Pendapat yang senada juga diungkapkan oleh Bagir Manan. Menurut Bagir Manan, sepanjang suatu undang- undang mengenai rakyat banyak tentu berkaitan dengan daerah. Undang-undang tentang APBN sekalipun berkaitan dengan kepentingan daerah. Sehingga tidak ada alasan untuk tidak mengikutsertaskan DPD dalam merancang dan ikut membahas segala materi muatan undang-undang. 18
Salah satu cara yang bisa ditempuh untuk membangun kesetaraan DPD dan DPR dalam bingkai bikameralsimetris adalah dengan melakukan perubahan lanjutan terhadap UUD 1945, karena UUD 1945 pasca amandemen terdapat sisi kelemahan yang cukup mendasar. Dari substansi, hasil amandemen belum menyentuh beberapa persoalan ketatanegaraan yang mendasar sehingga belum membawa kearah perubahan fundamental bahkan beberapa ketentuan dalam UUD 1945 pasca amandemen berpotensi menimbulkan ketegangan antar lembaga negara.

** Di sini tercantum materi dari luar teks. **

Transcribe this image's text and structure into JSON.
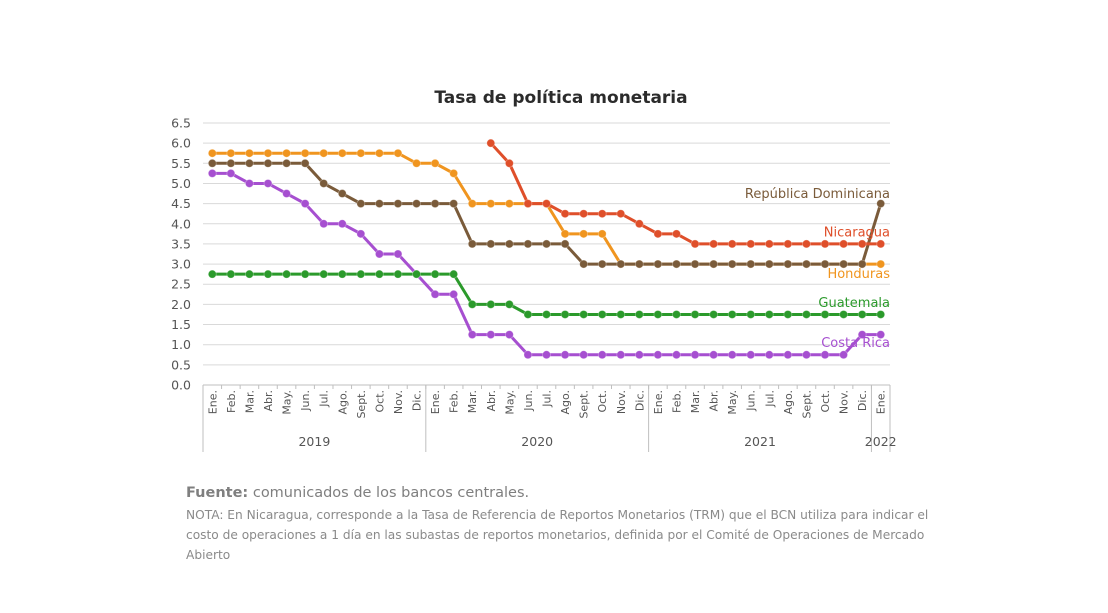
{
  "footer": {
    "source_label": "Fuente:",
    "source_text": "comunicados de los bancos centrales.",
    "note": "NOTA: En Nicaragua, corresponde a la Tasa de Referencia de Reportos Monetarios (TRM) que el BCN utiliza para indicar el costo de operaciones a 1 día en las subastas de reportos monetarios, definida por el Comité de Operaciones de Mercado Abierto"
  },
  "chart_data": {
    "type": "line",
    "title": "Tasa de política monetaria",
    "xlabel": "",
    "ylabel": "",
    "ylim": [
      0,
      6.5
    ],
    "yticks": [
      "0.0",
      "0.5",
      "1.0",
      "1.5",
      "2.0",
      "2.5",
      "3.0",
      "3.5",
      "4.0",
      "4.5",
      "5.0",
      "5.5",
      "6.0",
      "6.5"
    ],
    "grid": true,
    "legend": "inline labels at line ends",
    "categories": [
      "Ene.",
      "Feb.",
      "Mar.",
      "Abr.",
      "May.",
      "Jun.",
      "Jul.",
      "Ago.",
      "Sept.",
      "Oct.",
      "Nov.",
      "Dic.",
      "Ene.",
      "Feb.",
      "Mar.",
      "Abr.",
      "May.",
      "Jun.",
      "Jul.",
      "Ago.",
      "Sept.",
      "Oct.",
      "Nov.",
      "Dic.",
      "Ene.",
      "Feb.",
      "Mar.",
      "Abr.",
      "May.",
      "Jun.",
      "Jul.",
      "Ago.",
      "Sept.",
      "Oct.",
      "Nov.",
      "Dic.",
      "Ene."
    ],
    "year_groups": [
      {
        "label": "2019",
        "start": 0,
        "end": 11
      },
      {
        "label": "2020",
        "start": 12,
        "end": 23
      },
      {
        "label": "2021",
        "start": 24,
        "end": 35
      },
      {
        "label": "2022",
        "start": 36,
        "end": 36
      }
    ],
    "series": [
      {
        "name": "Honduras",
        "color": "#f0951f",
        "values": [
          5.75,
          5.75,
          5.75,
          5.75,
          5.75,
          5.75,
          5.75,
          5.75,
          5.75,
          5.75,
          5.75,
          5.5,
          5.5,
          5.25,
          4.5,
          4.5,
          4.5,
          4.5,
          4.5,
          3.75,
          3.75,
          3.75,
          3.0,
          3.0,
          3.0,
          3.0,
          3.0,
          3.0,
          3.0,
          3.0,
          3.0,
          3.0,
          3.0,
          3.0,
          3.0,
          3.0,
          3.0
        ]
      },
      {
        "name": "República Dominicana",
        "color": "#7a5b3a",
        "values": [
          5.5,
          5.5,
          5.5,
          5.5,
          5.5,
          5.5,
          5.0,
          4.75,
          4.5,
          4.5,
          4.5,
          4.5,
          4.5,
          4.5,
          3.5,
          3.5,
          3.5,
          3.5,
          3.5,
          3.5,
          3.0,
          3.0,
          3.0,
          3.0,
          3.0,
          3.0,
          3.0,
          3.0,
          3.0,
          3.0,
          3.0,
          3.0,
          3.0,
          3.0,
          3.0,
          3.0,
          4.5
        ]
      },
      {
        "name": "Costa Rica",
        "color": "#a64fd0",
        "values": [
          5.25,
          5.25,
          5.0,
          5.0,
          4.75,
          4.5,
          4.0,
          4.0,
          3.75,
          3.25,
          3.25,
          2.75,
          2.25,
          2.25,
          1.25,
          1.25,
          1.25,
          0.75,
          0.75,
          0.75,
          0.75,
          0.75,
          0.75,
          0.75,
          0.75,
          0.75,
          0.75,
          0.75,
          0.75,
          0.75,
          0.75,
          0.75,
          0.75,
          0.75,
          0.75,
          1.25,
          1.25
        ]
      },
      {
        "name": "Guatemala",
        "color": "#2b9a2b",
        "values": [
          2.75,
          2.75,
          2.75,
          2.75,
          2.75,
          2.75,
          2.75,
          2.75,
          2.75,
          2.75,
          2.75,
          2.75,
          2.75,
          2.75,
          2.0,
          2.0,
          2.0,
          1.75,
          1.75,
          1.75,
          1.75,
          1.75,
          1.75,
          1.75,
          1.75,
          1.75,
          1.75,
          1.75,
          1.75,
          1.75,
          1.75,
          1.75,
          1.75,
          1.75,
          1.75,
          1.75,
          1.75
        ]
      },
      {
        "name": "Nicaragua",
        "color": "#df4f2a",
        "values": [
          null,
          null,
          null,
          null,
          null,
          null,
          null,
          null,
          null,
          null,
          null,
          null,
          null,
          null,
          null,
          6.0,
          5.5,
          4.5,
          4.5,
          4.25,
          4.25,
          4.25,
          4.25,
          4.0,
          3.75,
          3.75,
          3.5,
          3.5,
          3.5,
          3.5,
          3.5,
          3.5,
          3.5,
          3.5,
          3.5,
          3.5,
          3.5
        ]
      }
    ]
  }
}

Komisi Konstitusi (KK) yang diprakarsai oleh MPR dan dipimpin oleh Sri Soemantri M. sebetulnya telah melakukan kajian sekaligus usulan alternatif terhadap berbagai ketentuan yang dianggap bermasalah dalam UUD 1945 hasil perubahan pertama, kedua, ketiga dan keempat.
Terkait dengan fungsi dan wewenang DPD, KK mengusulkan perubahan terhadap Pasal 22D ayat (2) menjadi berbunyi "Dewan Perwakilan Daerah dapat Menyetujui atau menolak rancangan undang-undang yang berkaitan dengan; hubungan pusat dan daerah; pembentukan, pemekaran, dan penggabungan daerah; pengelolaan sumber daya alam dan sumber daya ekonomi lainnya, serta perimbangan keuangan pusat dan daerah yang telah disetujui oleh Dewan Perwakilan Rakyat; serta memberikan pertimbangan kepada Dewan Perwakilan Rakyat atas rancangan undang-undang anggaran pendapatan dan belanja negara dan rancangan undang-undang yang berkaitan dengan pajak, pendidikan dan agama"
Selanjutnya KK mengusulkan penambahan satu ayat lagi dalam Pasal 22D menjadi ayat (3) yang menyatakan "Jika Dewan Perwakilan Daerah menolak rancangan undang-undang yang telah disetujui oleh Dewan Perwakilan Daerah, rancangan undang-undang itu tidak dapat diajukan lagi pada masa pada masa sidang Dewan Perwakilan Rakyat berikutnya"  
Berbagai hasil kajian dan usulan perubahan terhadap pasal- pasal dalam UUD 1945 pasca perubahan yang dilakukan KK tidak pernah disentuh apalagi dibahas secara mendalam oleh MPR, karena MPR berpendapat KK telah melaksanakan tugas dengan melampaui tugas yang diberikan. Dalam hal ini BP menyatakan demikian "..BP MPR berpendapat bahwa hasil kerja KK tersebut tidak sepenuhnya sesuai dengan penugasan yang diberikan oleh MPR sebagimana tercantum dalam keputusan MPR Nomor 4/ MPR/2003 karena telah keluar dari koridor tugas dan pengertian "Pengkajian" yang diamanatkan kepadanya. Hasil kerja KK tersebut kurang mencerminkan prinsip-prinsip sebuah kajian ilmiah akademis."
Penolakan hasil kerja KK oleh MPR merupakan suatu bukti bahwa didalam tubuh MPR masih bercokolnya kepentingan kelompok-kelompok dominan yang lebih mementingkan kepentingan-kepentingan jangka pendek dan membenarkan kesimpulan yang dikemukakan oleh Koalisi untuk konstitusi baru bahwa MPR merupakan bagian yang harus diselesaikan dalam proses amandemen UUD 1945.